Many Women Lack Knowledge About Their Breast Cancer, Study Says

New research shows that patients are often unable to provide basic information about their diagnosis.

Mary Jo Benjamin likes to be in control.

After she was diagnosed with breast cancer last August, Benjamin has made a point of gathering all the information she needs about her disease and treatment options. She knows the stage and grade of her cancer at initial diagnosis (stage II, grade III) and whether her cancer is positive for a protein known as HER2 (it is). She can rattle off the names of her many doctors and the medications coursing through her veins. She is, in a word, informed. She’s also the exception.

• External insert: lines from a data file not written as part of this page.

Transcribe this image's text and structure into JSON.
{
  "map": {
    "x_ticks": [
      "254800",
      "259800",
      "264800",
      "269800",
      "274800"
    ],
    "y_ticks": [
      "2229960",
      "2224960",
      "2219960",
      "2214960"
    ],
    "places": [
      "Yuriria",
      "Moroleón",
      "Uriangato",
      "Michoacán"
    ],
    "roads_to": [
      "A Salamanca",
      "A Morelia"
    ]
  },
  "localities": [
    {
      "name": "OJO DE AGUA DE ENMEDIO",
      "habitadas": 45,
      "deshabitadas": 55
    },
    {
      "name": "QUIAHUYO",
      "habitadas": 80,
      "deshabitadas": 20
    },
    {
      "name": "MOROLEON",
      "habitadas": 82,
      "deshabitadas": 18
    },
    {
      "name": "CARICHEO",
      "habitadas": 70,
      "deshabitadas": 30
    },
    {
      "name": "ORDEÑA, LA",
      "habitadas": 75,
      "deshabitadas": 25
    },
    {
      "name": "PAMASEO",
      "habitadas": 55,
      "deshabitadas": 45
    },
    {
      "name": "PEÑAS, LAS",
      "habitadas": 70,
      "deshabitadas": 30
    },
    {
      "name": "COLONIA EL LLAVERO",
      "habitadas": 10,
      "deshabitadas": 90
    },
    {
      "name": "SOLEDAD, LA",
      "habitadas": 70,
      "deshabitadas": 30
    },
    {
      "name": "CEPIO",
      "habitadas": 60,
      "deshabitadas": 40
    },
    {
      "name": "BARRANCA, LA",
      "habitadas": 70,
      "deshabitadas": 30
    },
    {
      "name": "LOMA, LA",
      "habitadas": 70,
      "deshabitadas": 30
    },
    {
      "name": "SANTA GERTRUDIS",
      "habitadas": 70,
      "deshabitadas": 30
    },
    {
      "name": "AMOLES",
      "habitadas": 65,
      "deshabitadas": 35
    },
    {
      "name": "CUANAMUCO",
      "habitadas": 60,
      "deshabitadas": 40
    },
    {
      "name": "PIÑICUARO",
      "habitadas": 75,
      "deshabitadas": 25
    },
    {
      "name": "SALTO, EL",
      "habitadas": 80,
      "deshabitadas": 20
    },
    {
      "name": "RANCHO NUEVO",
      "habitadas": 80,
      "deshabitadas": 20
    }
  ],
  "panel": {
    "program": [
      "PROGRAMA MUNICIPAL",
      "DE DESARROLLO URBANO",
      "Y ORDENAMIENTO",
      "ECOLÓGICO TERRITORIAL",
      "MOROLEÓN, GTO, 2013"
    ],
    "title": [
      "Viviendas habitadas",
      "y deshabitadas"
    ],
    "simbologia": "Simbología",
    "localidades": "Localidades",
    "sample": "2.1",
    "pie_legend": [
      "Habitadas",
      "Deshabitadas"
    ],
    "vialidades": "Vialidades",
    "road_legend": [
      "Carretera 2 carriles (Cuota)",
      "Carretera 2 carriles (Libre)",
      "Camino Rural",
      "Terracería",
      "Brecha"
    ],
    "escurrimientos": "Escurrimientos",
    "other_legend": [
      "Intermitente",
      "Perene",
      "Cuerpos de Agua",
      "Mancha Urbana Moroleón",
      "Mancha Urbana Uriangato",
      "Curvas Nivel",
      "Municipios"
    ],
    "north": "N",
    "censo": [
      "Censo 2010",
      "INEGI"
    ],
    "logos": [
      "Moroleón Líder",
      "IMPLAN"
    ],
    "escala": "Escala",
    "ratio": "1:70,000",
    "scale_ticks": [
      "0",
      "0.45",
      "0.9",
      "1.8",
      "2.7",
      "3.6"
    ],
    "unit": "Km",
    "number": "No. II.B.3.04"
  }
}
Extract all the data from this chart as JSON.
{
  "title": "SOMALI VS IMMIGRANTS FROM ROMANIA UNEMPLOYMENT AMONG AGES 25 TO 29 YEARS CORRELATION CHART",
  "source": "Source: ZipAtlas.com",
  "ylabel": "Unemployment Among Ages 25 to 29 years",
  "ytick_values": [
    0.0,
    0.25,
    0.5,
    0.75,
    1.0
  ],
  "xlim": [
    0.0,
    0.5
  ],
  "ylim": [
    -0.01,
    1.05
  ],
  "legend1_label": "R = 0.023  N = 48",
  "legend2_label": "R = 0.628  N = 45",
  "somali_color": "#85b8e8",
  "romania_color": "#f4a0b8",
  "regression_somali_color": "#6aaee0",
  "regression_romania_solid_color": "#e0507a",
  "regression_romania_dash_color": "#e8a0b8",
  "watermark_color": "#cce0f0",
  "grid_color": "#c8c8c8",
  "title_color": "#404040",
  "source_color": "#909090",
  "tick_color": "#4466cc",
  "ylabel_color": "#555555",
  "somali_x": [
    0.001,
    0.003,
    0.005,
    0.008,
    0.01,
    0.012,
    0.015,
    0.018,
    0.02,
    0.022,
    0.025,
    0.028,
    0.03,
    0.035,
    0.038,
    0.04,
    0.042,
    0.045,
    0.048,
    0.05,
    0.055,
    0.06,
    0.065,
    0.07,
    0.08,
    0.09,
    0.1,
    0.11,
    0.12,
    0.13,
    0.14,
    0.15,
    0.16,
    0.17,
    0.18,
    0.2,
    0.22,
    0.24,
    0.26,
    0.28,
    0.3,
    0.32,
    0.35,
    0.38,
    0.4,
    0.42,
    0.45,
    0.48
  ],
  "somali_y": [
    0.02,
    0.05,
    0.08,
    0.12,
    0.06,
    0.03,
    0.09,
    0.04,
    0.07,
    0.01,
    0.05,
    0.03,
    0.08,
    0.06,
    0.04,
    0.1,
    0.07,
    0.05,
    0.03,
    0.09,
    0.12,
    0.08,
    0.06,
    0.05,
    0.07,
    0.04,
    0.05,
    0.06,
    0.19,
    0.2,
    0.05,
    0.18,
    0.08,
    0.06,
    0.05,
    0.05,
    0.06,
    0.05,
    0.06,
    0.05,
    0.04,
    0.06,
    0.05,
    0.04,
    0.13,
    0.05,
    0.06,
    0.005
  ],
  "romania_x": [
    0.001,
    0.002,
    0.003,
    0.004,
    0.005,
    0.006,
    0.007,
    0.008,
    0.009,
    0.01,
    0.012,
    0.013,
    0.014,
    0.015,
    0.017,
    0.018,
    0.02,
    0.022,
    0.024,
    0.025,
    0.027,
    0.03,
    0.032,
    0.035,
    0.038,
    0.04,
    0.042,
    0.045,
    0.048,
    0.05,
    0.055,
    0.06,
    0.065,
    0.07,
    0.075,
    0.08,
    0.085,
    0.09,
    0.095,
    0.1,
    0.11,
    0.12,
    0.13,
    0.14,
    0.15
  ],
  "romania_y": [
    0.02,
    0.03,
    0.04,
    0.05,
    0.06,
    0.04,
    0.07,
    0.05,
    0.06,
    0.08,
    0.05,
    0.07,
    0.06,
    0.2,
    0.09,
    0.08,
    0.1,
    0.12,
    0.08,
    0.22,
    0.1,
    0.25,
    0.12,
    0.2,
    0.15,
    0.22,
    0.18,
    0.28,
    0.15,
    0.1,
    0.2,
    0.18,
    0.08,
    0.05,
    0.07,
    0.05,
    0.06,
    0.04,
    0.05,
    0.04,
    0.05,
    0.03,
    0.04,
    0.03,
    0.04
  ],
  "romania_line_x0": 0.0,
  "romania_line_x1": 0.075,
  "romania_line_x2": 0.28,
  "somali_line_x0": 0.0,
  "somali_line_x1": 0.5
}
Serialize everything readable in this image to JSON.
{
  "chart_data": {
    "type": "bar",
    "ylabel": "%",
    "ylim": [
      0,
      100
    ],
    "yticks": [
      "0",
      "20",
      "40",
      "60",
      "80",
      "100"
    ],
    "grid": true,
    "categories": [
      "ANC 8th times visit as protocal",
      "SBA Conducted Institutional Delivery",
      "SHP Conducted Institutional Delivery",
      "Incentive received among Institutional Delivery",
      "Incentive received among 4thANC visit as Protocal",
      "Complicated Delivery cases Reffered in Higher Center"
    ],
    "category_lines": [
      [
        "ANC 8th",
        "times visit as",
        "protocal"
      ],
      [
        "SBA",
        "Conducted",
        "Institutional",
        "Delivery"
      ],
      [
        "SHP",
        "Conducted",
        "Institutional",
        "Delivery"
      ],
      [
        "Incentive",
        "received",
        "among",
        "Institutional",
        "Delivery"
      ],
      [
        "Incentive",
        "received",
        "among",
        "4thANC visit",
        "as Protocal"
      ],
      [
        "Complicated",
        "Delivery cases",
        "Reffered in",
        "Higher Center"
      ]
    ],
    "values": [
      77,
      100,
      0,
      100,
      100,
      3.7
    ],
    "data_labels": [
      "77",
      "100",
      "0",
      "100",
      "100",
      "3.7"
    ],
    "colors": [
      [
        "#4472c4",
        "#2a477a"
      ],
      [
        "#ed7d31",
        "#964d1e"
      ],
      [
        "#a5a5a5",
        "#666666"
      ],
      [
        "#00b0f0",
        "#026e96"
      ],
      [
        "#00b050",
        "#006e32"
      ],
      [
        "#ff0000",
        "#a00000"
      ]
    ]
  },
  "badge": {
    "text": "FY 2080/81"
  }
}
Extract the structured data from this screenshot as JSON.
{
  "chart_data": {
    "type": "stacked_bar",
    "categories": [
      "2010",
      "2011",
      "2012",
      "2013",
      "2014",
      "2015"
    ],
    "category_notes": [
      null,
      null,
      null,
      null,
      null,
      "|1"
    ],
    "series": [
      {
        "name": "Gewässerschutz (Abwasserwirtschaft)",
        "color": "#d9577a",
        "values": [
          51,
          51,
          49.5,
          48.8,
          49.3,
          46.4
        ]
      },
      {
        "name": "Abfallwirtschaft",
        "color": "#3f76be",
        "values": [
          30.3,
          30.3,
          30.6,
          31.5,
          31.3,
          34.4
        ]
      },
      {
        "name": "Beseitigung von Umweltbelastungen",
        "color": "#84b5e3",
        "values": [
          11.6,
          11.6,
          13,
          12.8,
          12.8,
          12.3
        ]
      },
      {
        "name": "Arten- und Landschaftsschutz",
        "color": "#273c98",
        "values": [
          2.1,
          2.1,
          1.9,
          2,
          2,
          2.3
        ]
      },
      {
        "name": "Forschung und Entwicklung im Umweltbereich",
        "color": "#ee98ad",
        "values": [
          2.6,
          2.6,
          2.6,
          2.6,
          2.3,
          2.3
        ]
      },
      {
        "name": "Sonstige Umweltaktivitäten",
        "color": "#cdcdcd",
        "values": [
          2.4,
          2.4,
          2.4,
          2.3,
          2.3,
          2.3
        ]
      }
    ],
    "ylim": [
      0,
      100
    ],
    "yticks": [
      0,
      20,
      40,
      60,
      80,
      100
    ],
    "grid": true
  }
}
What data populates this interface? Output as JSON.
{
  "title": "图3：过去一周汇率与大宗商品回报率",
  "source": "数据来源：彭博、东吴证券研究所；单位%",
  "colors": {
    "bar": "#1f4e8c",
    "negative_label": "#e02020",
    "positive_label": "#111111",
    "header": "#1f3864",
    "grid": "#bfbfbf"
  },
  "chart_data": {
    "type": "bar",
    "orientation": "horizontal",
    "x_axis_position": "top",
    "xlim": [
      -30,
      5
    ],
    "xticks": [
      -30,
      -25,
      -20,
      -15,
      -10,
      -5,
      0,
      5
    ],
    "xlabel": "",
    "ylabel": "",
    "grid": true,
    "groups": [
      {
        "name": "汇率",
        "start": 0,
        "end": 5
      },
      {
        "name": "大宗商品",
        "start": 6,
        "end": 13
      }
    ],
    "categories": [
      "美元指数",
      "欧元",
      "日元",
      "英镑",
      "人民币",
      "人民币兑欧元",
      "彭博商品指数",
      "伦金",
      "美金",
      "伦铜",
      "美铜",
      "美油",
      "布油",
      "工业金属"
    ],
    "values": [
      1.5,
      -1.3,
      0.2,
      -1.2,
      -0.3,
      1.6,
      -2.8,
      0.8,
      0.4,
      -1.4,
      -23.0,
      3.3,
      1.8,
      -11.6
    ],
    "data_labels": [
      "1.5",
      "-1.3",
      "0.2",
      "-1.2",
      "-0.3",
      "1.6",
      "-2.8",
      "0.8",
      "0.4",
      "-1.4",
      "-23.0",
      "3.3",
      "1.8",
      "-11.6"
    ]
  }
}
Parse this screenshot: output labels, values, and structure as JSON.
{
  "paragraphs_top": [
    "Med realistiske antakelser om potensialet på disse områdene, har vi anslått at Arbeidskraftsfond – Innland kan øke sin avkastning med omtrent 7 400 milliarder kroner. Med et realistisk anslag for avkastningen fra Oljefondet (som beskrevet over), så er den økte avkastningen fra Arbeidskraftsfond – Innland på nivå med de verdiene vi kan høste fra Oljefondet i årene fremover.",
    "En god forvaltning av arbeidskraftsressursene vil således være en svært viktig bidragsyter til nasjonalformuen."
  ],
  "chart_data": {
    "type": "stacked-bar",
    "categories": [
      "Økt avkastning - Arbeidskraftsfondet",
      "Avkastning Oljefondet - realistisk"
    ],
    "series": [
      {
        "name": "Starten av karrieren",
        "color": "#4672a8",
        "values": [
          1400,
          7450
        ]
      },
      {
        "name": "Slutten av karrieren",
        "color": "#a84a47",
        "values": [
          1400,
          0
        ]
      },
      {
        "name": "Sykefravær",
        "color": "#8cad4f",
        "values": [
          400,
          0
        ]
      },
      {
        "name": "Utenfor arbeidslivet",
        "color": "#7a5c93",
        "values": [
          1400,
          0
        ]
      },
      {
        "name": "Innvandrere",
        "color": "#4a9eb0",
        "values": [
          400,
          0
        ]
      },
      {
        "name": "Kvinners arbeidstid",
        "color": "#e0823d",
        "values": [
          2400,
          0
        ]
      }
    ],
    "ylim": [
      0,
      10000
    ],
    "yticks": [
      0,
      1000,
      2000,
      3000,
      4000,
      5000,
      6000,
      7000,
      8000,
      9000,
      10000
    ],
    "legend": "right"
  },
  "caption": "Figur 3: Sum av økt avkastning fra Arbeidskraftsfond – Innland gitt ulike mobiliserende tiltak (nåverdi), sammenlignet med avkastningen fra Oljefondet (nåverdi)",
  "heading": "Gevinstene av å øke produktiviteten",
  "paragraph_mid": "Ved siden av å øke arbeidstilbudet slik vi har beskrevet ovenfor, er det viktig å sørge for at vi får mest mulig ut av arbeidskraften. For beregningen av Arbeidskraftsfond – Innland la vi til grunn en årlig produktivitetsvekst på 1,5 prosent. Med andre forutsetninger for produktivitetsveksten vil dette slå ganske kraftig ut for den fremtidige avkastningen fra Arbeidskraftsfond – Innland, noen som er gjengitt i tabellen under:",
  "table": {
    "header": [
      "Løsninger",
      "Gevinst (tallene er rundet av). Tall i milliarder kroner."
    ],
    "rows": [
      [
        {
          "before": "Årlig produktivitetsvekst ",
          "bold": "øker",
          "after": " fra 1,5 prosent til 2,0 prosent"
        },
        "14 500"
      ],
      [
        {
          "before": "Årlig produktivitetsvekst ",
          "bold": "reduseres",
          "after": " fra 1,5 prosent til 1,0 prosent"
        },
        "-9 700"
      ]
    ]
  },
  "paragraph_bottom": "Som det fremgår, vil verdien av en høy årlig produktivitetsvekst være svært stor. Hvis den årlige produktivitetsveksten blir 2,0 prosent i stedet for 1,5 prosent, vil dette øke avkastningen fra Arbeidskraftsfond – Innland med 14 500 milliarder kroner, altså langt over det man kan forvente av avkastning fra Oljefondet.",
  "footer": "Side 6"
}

The American Cancer Society cites breast cancer as the most commonly diagnosed cancer in women, yet new research from the Dana-Farber Cancer Institute shows that most patients are surprisingly uneducated when it comes to their disease. The study, published online in the journal CANCER, found that many women—almost half of those diagnosed—were unable to provide basic information about their diagnosis.

Rachel Freedman, a medical oncologist at Dana-Farber and the study’s lead author, says that she was surprised by the results. She says that breast cancer knowledge in general was “very poor across the board.”

“I think that this [study] sheds light on the fact that our patients don’t always understand what we’re telling them, or are not always getting the information in the first place,” Freedman says, adding that this will be a focus of future research. She says she suspects that uninformed women may be less likely to adhere to their treatment protocols.

By studying problem areas in communication, Freedman says that she hopes to eventually identify a way to get crucial information to patients through an intervention such as a smartphone app. “It’s hard to imagine that having knowledge about your own cancer is a bad thing, even if it just means empowerment and confidence and trust in your medical team,” she says. “We ask a lot of our patients, and some of our treatments can go on for up to 10 years. So if a woman really understands why she needs to be taking that medicine, maybe it will help her stick with it.”

Just ask Benjamin, who recently started the second phase of her treatment. She was initially treated last October—Freedman is her physician—with a 12-week course of chemotherapy and Herceptin, a drug commonly used in the treatment of HER2-positive cancers. Although she experienced hair loss and other negative side effects, Benjamin said she felt “pretty good” by the end of it. She began a new round of chemotherapy in January, which she says has been significantly more challenging.

“It’s certainly helping me now knowing that what I’ve done so far has worked,” Benjamin says, adding that her tumors have decreased in size. “If I weren’t feeling badly, how would I know that the treatment’s working? I think having some knowledge does help you stick to it. I really do.”

Freedman says that there are things patients can do to make sure they are informed about their disease including using the resources available on websites like the American Cancer Society and Susan G. Komen. She also recommends that patients ask a friend or family member to accompany them to their physician appointments to help listen to and process what, for many people, can be an overwhelming amount of information.

“I think for the most part in my own practice, women want to understand their disease,” Freedman says. “I think taking the time to ask the questions to make sure you really understand your cancer and why the treatments that are being recommended are being [used] is important information to have.”